To all my friend in Canada, Australia, the UK and New Zealand, I wish
you a happy Boxing Day !!

Charles


----------



## Heinz (Dec 26, 2007)

Thanks Charles.

Just finished 22minutes ago for the Eastern seaboard of Australia.


----------



## Njaco (Dec 26, 2007)

Happy Boxing Day you pomey b*stards! What a great idea! A holiday after a holiday!!  Hope you all have a great New Year!


----------



## Wayne Little (Dec 26, 2007)

Hey, nothing wrong with back to back public holidays...I like it...but then again i've got the rest of the week off too 

Thanks Charles!!


----------



## Screaming Eagle (Dec 26, 2007)

Thanks charles it was a good day


----------



## Hobilar (Dec 27, 2007)

Njaco said:


> Happy Boxing Day you pomey b*stards!



OBJECTION-Offensive language.


----------



## Aussie1001 (Dec 27, 2007)

well boxing day was yesterday......
but thats my fault for not coming on here last night....
Thanks Charles


----------



## plan_D (Dec 27, 2007)

It was yesterday, but I will take the time to say thank you and I hope everyone has a happy New Year. Especially you Njaco, you yankee snatch !


----------



## Njaco (Dec 27, 2007)




----------



## lesofprimus (Dec 27, 2007)

Happy Belated Boxing Day u guys....


----------



## magnocain (Dec 28, 2007)

Forgive me for my ignorance, but what does Boxing Day celebrate? Does it honor all of the people who died durring boxing maches over places in return lines?


----------



## ccheese (Dec 28, 2007)

magnocain said:


> Forgive me for my ignorance, but what does Boxing Day celebrate? Does it honor all of the people who died durring boxing maches over places in return lines?

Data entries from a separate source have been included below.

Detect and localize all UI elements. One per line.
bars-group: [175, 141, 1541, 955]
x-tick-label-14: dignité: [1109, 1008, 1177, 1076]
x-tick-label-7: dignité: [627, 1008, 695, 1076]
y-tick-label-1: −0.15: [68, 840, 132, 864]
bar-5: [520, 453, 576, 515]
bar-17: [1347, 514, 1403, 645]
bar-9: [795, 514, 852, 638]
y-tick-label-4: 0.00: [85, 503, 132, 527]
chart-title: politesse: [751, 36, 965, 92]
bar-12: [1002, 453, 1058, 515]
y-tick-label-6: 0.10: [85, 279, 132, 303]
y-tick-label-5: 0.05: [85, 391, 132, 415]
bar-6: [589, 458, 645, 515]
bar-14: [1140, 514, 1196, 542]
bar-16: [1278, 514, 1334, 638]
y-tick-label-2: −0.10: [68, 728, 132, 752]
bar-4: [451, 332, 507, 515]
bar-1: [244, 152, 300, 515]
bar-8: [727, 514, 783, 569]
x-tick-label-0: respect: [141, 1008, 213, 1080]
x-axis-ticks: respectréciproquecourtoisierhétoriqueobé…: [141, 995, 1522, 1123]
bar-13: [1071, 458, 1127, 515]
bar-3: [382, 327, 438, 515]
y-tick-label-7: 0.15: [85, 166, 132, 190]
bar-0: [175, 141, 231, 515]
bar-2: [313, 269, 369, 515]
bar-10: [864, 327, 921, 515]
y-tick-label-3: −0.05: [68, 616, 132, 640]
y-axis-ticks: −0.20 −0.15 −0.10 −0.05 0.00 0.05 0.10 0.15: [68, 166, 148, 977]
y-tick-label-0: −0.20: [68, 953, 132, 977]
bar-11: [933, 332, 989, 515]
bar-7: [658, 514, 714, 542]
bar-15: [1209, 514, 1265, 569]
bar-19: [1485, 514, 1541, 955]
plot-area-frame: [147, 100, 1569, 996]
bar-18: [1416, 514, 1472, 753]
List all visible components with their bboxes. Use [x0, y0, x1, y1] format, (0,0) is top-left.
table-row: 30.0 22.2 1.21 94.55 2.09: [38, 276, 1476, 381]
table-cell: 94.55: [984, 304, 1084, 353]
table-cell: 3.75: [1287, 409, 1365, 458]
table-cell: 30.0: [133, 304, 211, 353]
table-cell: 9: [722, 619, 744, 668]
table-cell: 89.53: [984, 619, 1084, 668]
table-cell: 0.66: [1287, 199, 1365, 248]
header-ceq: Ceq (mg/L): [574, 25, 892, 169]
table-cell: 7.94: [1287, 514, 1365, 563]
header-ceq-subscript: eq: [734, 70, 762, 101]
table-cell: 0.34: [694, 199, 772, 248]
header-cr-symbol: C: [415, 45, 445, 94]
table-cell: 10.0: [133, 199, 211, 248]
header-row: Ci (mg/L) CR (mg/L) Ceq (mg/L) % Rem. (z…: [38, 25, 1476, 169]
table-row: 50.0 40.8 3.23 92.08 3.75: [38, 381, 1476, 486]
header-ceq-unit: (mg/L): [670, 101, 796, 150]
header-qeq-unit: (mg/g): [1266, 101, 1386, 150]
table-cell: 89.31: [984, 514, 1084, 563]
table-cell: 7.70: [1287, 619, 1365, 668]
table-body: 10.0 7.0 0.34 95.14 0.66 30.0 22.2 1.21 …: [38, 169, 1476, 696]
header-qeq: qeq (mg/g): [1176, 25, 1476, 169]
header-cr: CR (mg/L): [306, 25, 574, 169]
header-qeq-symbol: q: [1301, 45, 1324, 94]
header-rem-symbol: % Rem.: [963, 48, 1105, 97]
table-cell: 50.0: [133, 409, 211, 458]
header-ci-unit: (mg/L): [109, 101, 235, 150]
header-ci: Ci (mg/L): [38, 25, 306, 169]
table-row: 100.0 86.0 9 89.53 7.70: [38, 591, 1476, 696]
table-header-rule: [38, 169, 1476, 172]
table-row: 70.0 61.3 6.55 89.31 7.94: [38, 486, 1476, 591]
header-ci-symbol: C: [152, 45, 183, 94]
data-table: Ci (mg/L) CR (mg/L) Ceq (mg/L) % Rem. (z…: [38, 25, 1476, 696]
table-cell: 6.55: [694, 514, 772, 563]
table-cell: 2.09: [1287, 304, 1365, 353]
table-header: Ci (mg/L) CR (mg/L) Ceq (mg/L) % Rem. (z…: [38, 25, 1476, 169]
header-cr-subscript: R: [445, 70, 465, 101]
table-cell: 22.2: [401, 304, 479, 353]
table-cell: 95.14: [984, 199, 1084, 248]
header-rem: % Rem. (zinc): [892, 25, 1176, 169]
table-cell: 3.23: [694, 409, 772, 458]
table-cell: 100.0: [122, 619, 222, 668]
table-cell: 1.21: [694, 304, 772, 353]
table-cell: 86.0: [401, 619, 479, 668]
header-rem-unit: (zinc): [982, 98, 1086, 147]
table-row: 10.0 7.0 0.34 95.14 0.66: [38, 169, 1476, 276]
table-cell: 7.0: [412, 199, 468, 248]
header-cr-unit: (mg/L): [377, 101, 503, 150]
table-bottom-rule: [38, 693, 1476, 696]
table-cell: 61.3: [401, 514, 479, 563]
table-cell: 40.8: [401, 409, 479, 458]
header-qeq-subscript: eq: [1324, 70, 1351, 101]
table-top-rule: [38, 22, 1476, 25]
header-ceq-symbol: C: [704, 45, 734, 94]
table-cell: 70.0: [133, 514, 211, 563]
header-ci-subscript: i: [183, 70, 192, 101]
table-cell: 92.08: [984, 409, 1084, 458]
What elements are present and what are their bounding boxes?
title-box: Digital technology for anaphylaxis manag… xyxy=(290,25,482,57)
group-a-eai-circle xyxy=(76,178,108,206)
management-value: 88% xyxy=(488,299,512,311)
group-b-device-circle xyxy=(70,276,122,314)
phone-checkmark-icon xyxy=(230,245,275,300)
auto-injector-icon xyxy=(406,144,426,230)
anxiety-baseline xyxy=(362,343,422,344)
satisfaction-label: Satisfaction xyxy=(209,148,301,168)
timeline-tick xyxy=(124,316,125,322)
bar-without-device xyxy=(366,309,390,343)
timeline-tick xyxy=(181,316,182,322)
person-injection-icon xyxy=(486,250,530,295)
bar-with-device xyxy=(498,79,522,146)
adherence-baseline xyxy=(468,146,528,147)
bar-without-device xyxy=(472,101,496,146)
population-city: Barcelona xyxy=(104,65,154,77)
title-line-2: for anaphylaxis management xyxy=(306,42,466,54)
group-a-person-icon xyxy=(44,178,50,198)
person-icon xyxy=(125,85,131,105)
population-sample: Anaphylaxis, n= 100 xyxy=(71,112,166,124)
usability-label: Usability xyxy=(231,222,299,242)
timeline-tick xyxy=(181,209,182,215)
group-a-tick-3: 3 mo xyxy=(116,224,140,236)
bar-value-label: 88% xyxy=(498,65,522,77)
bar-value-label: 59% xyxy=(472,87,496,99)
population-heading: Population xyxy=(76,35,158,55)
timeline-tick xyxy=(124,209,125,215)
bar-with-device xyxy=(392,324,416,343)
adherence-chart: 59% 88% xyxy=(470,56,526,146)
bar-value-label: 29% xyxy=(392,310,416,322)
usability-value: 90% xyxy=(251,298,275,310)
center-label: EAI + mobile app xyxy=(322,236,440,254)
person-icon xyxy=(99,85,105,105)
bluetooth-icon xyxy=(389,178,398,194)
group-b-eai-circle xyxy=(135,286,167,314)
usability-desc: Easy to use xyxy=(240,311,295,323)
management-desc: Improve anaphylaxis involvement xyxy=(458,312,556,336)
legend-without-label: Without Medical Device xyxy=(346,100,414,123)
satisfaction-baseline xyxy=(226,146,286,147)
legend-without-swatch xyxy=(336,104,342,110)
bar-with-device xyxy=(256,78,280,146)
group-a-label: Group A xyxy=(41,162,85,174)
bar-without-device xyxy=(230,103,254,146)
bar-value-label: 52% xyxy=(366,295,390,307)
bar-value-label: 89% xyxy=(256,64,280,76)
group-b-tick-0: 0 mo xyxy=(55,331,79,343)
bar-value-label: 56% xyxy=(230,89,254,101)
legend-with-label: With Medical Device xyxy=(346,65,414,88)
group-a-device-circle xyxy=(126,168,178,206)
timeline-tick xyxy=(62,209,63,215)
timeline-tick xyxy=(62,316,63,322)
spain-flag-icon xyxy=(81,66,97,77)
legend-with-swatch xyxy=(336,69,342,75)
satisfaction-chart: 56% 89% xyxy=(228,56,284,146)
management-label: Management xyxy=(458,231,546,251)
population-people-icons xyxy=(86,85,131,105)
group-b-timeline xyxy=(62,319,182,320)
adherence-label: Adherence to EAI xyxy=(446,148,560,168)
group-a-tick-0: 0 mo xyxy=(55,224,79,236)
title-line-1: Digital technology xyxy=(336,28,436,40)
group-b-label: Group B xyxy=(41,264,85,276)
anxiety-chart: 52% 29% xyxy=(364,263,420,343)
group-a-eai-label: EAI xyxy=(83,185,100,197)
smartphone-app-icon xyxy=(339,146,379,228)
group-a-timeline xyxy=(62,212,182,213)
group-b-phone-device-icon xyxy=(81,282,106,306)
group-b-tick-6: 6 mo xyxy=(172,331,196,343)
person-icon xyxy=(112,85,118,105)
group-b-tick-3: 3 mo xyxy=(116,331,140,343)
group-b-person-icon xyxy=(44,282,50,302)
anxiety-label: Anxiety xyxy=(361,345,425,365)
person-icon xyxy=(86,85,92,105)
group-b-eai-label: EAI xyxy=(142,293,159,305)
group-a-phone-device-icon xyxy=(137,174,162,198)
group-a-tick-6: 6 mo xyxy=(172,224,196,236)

Boxing Day is the day after Christmas, a public holiday in most countries in The Commonwealth. It originated as a day for giving gifts to employees and poor people. It has sporting traditions, especially fox hunting and the famous boxing day round in the English Premier League, and is the day when stores launch the most significant sales period in the retail cycle.

It is usually celebrated on 26 December, the day after Christmas Day, but can move to 27 December or 28 December if 26 December is a Saturday or Sunday. The movement of Boxing Day varies between countries.

The public holiday is recognised in the United Kingdom, Canada, New Zealand and Australia, as well as many other members of the Commonwealth of Nations.


Charles


----------



## Heinz (Dec 29, 2007)

It has more relevance to class system when it was more prominant. These days its just a day off that is named. Though a good amount of charity work goes on.


----------